UserOfficeProject / issue-tracker

Shared place for features and bugs from all collaborators.
0 stars 0 forks source link

Improve how we monitor API performance #1087

Open ACLay opened 1 month ago

ACLay commented 1 month ago

What is the problem and why is it a problem

In STFC we currently forward telemetry to apollo studio. However, we're stuck on a plan that only gives 1 day of data retention and doesn't allow full inspection. While the cost seems like it'd be reasonable, to do so would require migrating to apollo supergraph, which seems like it'd complicate our architecture.

There are alternative systems we can look into that can be self hosted and won't require architecture changes, such as opentelemetry.

Steps to reproduce (if it's a bug).

ACLay commented 1 month ago

Apollo Studio

A paid serverless plan should run us $15/month/1M operation (above 10M), and give 90 days access to performance and trace data. Free plan gives 1 day.

I'm skeptical about it, as the UI and pricing pages don't seem to suggest this, but when inquiring about how a low usage account on the paid plan might work with retention levels, @srconway was told:

The 90 day data retention is active immediately on the Serverless paid plan. However, this only applies to cloud supergraphs

GraphQL Hive

A paid plan is $10/month/1M operations (above 1M), and gives 90 days access to performance data (no traces). Free plan gives 7 days. It has a self host option, but that needs lots of other systems and feels like it'd be a hassle to do reliably.

OpenTelemetry -> Jaeger -> Opensearch

We can set up opentelemetry to send traces to a jaeger instance which allows full trace inspection, and can even hook into elastic/opensearch to provide analytics. The storage requirements need investigating, as I do worry they might consume a lot. Maybe 10 minutes of minutes poking about in UOP over 1 days local testing produced 500 traces and 9.3MB of indexes on elastic. These traces are for graphql calls, incoming requests & external calls, like those to the UOWS, so I don't know how much storage we'd actually need for a real deployment

Operation count context

Looking over the april proxy logs (which contained a major ISIS direct round), we had 516,421 graphql requests on prod and 85,118 in dev for a total of 601,539.

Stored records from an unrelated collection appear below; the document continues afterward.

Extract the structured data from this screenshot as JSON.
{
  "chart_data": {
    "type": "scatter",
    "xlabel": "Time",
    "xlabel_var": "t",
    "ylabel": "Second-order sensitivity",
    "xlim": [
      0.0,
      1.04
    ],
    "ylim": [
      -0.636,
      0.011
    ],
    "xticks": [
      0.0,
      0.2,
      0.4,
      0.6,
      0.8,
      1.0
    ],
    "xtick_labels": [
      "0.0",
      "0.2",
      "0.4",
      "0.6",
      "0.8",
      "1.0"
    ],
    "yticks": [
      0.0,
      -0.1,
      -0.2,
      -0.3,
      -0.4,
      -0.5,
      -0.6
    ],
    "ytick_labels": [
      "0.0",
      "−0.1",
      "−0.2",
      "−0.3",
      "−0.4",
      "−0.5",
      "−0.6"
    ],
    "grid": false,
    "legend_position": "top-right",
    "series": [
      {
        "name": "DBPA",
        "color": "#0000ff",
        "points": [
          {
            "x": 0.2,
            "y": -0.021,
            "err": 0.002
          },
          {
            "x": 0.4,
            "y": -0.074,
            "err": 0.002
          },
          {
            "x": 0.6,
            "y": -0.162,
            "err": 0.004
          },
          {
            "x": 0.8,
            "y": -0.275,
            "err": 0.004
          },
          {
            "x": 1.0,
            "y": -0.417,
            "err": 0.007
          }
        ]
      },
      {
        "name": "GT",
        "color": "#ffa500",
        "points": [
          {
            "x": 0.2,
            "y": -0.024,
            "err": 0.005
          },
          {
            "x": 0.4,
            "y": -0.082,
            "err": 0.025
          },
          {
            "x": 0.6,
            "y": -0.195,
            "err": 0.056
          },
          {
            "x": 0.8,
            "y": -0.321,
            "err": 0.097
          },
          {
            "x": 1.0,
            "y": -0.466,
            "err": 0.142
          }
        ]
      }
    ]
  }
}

joshhdawes commented 3 weeks ago

Sonia's going to get the paid Apollo Studio plan for a month so we can see which improvements we get.

srconway commented 2 weeks ago

Done. As of this afternoon we're on 'Serverless' rather than 'Serverless (Free)'. I'll get the first bill at the end of June so lets see if it makes any difference.

@ACLay @joshhdawes

ACLay commented 2 weeks ago

This is looking good. Old data's there and browsable, and their reported operation count for april is 594,501 which comes in very close to my prior estimate of 601,539 from the proxy logs https://studio.apollographql.com/org/isis-proposals-and-allocations/settings/billing

joshhdawes commented 1 week ago

Alex is going to put in a meeting to review Apollo Studio, along with other options that have been investigated.